Winter, Dissonance, and a Bear’s Heart

Winter is not my season. Everything in nature slows down, contracts, and goes dormant—and honestly, that sounds like the right idea. But modern life doesn’t allow for that kind of rhythm. Instead, we’re expected to keep running at full speed, and somehow even go faster. Holiday parties. Endless to-do lists. A consumer-driven, capitalist-fueled guilt trip about gifting everyone we’ve ever made eye contact with.

And listen to me, I love gifts. Gifts are one of my love languages. I believe deeply in their meaning. But I still feel the dissonance. That clash between what my body and spirit want (rest, quiet, hibernation) and what the world demands (more, louder, faster). Dissonance has been a theme for me lately. It’s winter. I’m allowed to mope.

Cold and darkness are not my gig. In summer, I can roll out of bed and be walking by 8 a.m. without thinking twice. In winter, getting out the door by 10 feels like a miracle. All I want to do is curl into a ball, wrap myself in layers, and sit by a fire. I’m convinced I’m part bear. If hibernation were an option, I’d happily sign up. Wake me in April.

I know there are places where winter is much worse. I’ve lived in some of them. There’s a reason I came back to California.

Here in California’s Central Valley, we used to get months of Tule fog every single year. A thick, heavy blanket of low clouds that looked like it was slowly pouring across the land, cutting us off from the sun entirely. The only way out was to drive uphill, into the foothills or toward the coast range, but daily escapes like that aren’t exactly realistic.

For a while, the fog eased. Drier conditions and better pollution control meant fewer of those endless gray stretches. But this year? It’s back. Weeks and weeks of it. Probably from the extra moisture in the air, not pollution, but either way, it’s cold, it’s dark, and I am not a happy camper.

And as much as I complain, here’s the truth: staying inside all day does me no favors either. Cabin fever is real. So even when every instinct says “hibernate,” I bundle up, layer up Ginty, and get us both out on the trail.

Golden Ear and Speckled Greenshield cover a fallen branch along a trail in Rocklin.

Those winter walks are saving me. The air is cold, but it’s fresh. The light is dim, but it still filters through the fog in its own quiet way. After a while, it actually starts to feel better, like my body remembers what movement feels like. And thanks to an iNaturalist challenge to find and document fungus, I’ve been keeping my eyes open. It’s amazing how many kinds of fungi reveal themselves when you’re actually looking for them. Tiny surprises, little pockets of wonder, hiding in plain sight.

My other refuge has been my art studio.

I’ve filled it with daylight-balanced lights because accurate color matters when you’re creating. But they do something else, too. They mimic sunlight. When the world outside feels like a dim, frozen cave, I can step into my studio, flip on the lights, and feel like a human again.

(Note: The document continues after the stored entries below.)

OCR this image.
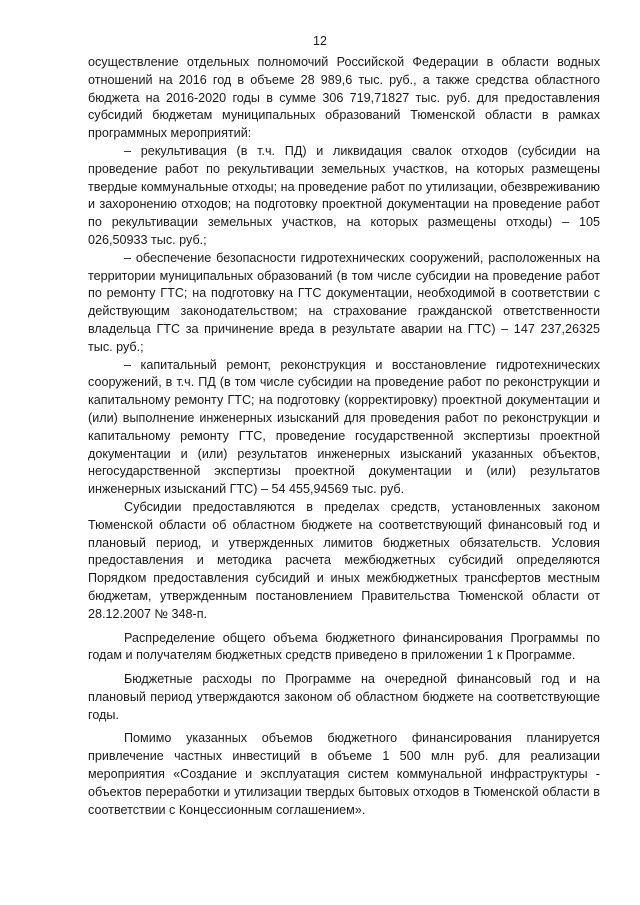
12

осуществление отдельных полномочий Российской Федерации в области водных отношений на 2016 год в объеме 28 989,6 тыс. руб., а также средства областного бюджета на 2016-2020 годы в сумме 306 719,71827 тыс. руб. для предоставления субсидий бюджетам муниципальных образований Тюменской области в рамках программных мероприятий:

– рекультивация (в т.ч. ПД) и ликвидация свалок отходов (субсидии на проведение работ по рекультивации земельных участков, на которых размещены твердые коммунальные отходы; на проведение работ по утилизации, обезвреживанию и захоронению отходов; на подготовку проектной документации на проведение работ по рекультивации земельных участков, на которых размещены отходы) – 105 026,50933 тыс. руб.;

– обеспечение безопасности гидротехнических сооружений, расположенных на территории муниципальных образований (в том числе субсидии на проведение работ по ремонту ГТС; на подготовку на ГТС документации, необходимой в соответствии с действующим законодательством; на страхование гражданской ответственности владельца ГТС за причинение вреда в результате аварии на ГТС) – 147 237,26325 тыс. руб.;

– капитальный ремонт, реконструкция и восстановление гидротехнических сооружений, в т.ч. ПД (в том числе субсидии на проведение работ по реконструкции и капитальному ремонту ГТС; на подготовку (корректировку) проектной документации и (или) выполнение инженерных изысканий для проведения работ по реконструкции и капитальному ремонту ГТС, проведение государственной экспертизы проектной документации и (или) результатов инженерных изысканий указанных объектов, негосударственной экспертизы проектной документации и (или) результатов инженерных изысканий ГТС) – 54 455,94569 тыс. руб.

Субсидии предоставляются в пределах средств, установленных законом Тюменской области об областном бюджете на соответствующий финансовый год и плановый период, и утвержденных лимитов бюджетных обязательств. Условия предоставления и методика расчета межбюджетных субсидий определяются Порядком предоставления субсидий и иных межбюджетных трансфертов местным бюджетам, утвержденным постановлением Правительства Тюменской области от 28.12.2007 № 348-п.

Распределение общего объема бюджетного финансирования Программы по годам и получателям бюджетных средств приведено в приложении 1 к Программе.

Бюджетные расходы по Программе на очередной финансовый год и на плановый период утверждаются законом об областном бюджете на соответствующие годы.

Помимо указанных объемов бюджетного финансирования планируется привлечение частных инвестиций в объеме 1 500 млн руб. для реализации мероприятия «Создание и эксплуатация систем коммунальной инфраструктуры - объектов переработки и утилизации твердых бытовых отходов в Тюменской области в соответствии с Концессионным соглашением».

I turn on the lights. I make something, I’ve been working in my art journal a lot. I breathe.

At my journaling table in the studio.

And somehow, that helps me make it through winter.

If you’re feeling the heaviness of this season too, I hope you can find a small place of light - a room, a walk, a pencil, a brush, a quiet moment - wherever your spirit softens and your shoulders drop. You don’t have to be productive. You don’t have to be cheerful. You just have to be here. And if it helps, I’d love to hear what brings you a little warmth in the darker months.